Catarina ouviu relatos de enfermeiras desesperadas porque estão colocando em risco a família. “Muitas têm filhos e pais idosos e se isolam dentro da própria casa. Mesmo que façam a assepsia, elas se sentem como um risco para os parentes. Uma delas disse que tem dois filhos e na volta para casa não pode sequer abraçar a menor, uma criança de 3 anos. Como explicar para uma criança que não pode brincar e abraçar? Nesse caso, ela nem tem como se mudar de casa porque não tem com quem deixar os filhos.” Ficar em casa, nesses momentos, é como uma tortura para esses profissionais, avalia Catarina.

Para a psicóloga, é importante, neste momento, tentar se acalmar e não perder o eixo. Criar estratégias. “É muito importante a terapia para o pessoal de saúde neste momento para que eles possam também cuidar do outro da melhor forma.”

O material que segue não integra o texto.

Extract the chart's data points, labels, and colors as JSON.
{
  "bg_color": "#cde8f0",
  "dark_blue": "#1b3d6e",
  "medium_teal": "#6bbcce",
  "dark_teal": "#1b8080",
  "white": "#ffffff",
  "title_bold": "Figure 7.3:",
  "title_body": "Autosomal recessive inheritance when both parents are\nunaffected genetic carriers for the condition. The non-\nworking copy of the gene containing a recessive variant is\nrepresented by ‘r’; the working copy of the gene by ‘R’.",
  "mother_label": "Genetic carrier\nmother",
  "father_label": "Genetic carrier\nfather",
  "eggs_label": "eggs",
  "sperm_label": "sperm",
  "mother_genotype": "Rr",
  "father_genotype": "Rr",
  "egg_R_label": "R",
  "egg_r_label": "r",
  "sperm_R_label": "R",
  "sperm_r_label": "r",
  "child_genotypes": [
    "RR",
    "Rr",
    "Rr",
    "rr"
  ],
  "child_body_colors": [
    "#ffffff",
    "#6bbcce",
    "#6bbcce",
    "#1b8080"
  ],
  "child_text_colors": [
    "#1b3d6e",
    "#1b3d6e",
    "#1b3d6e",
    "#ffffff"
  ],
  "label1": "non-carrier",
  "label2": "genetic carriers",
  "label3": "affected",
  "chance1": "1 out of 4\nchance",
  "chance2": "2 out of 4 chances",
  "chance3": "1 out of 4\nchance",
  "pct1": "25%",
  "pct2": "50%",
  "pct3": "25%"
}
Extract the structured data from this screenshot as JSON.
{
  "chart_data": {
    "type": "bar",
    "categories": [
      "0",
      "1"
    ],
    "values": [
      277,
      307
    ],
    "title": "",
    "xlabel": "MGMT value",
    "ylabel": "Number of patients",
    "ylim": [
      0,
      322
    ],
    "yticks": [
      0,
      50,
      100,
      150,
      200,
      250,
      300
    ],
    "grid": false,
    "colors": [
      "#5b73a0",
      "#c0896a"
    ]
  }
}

Em nota, a Secretaria Estadual de Saúde informou que foi recomendado aos profissionais dos Centros de Assistência Psicossocial (Caps) que estejam mais atentos para a possibilidade de acolhimento e suporte em saúde mental para profissionais das diversas áreas e população em geral durante a pandemia. “Os serviços da Rede de Atenção Psicossocial (RAPS) de Pernambuco, mesmo diante da atual situação provocada pela pandemia da Covid-19, e seguindo também as recomendações da Política Estadual de Saúde Mental, continuam com seus serviços abertos aos pacientes em sofrimento mental, que necessitam de atendimento no estado”, diz um trecho da nota enviada ao Diario.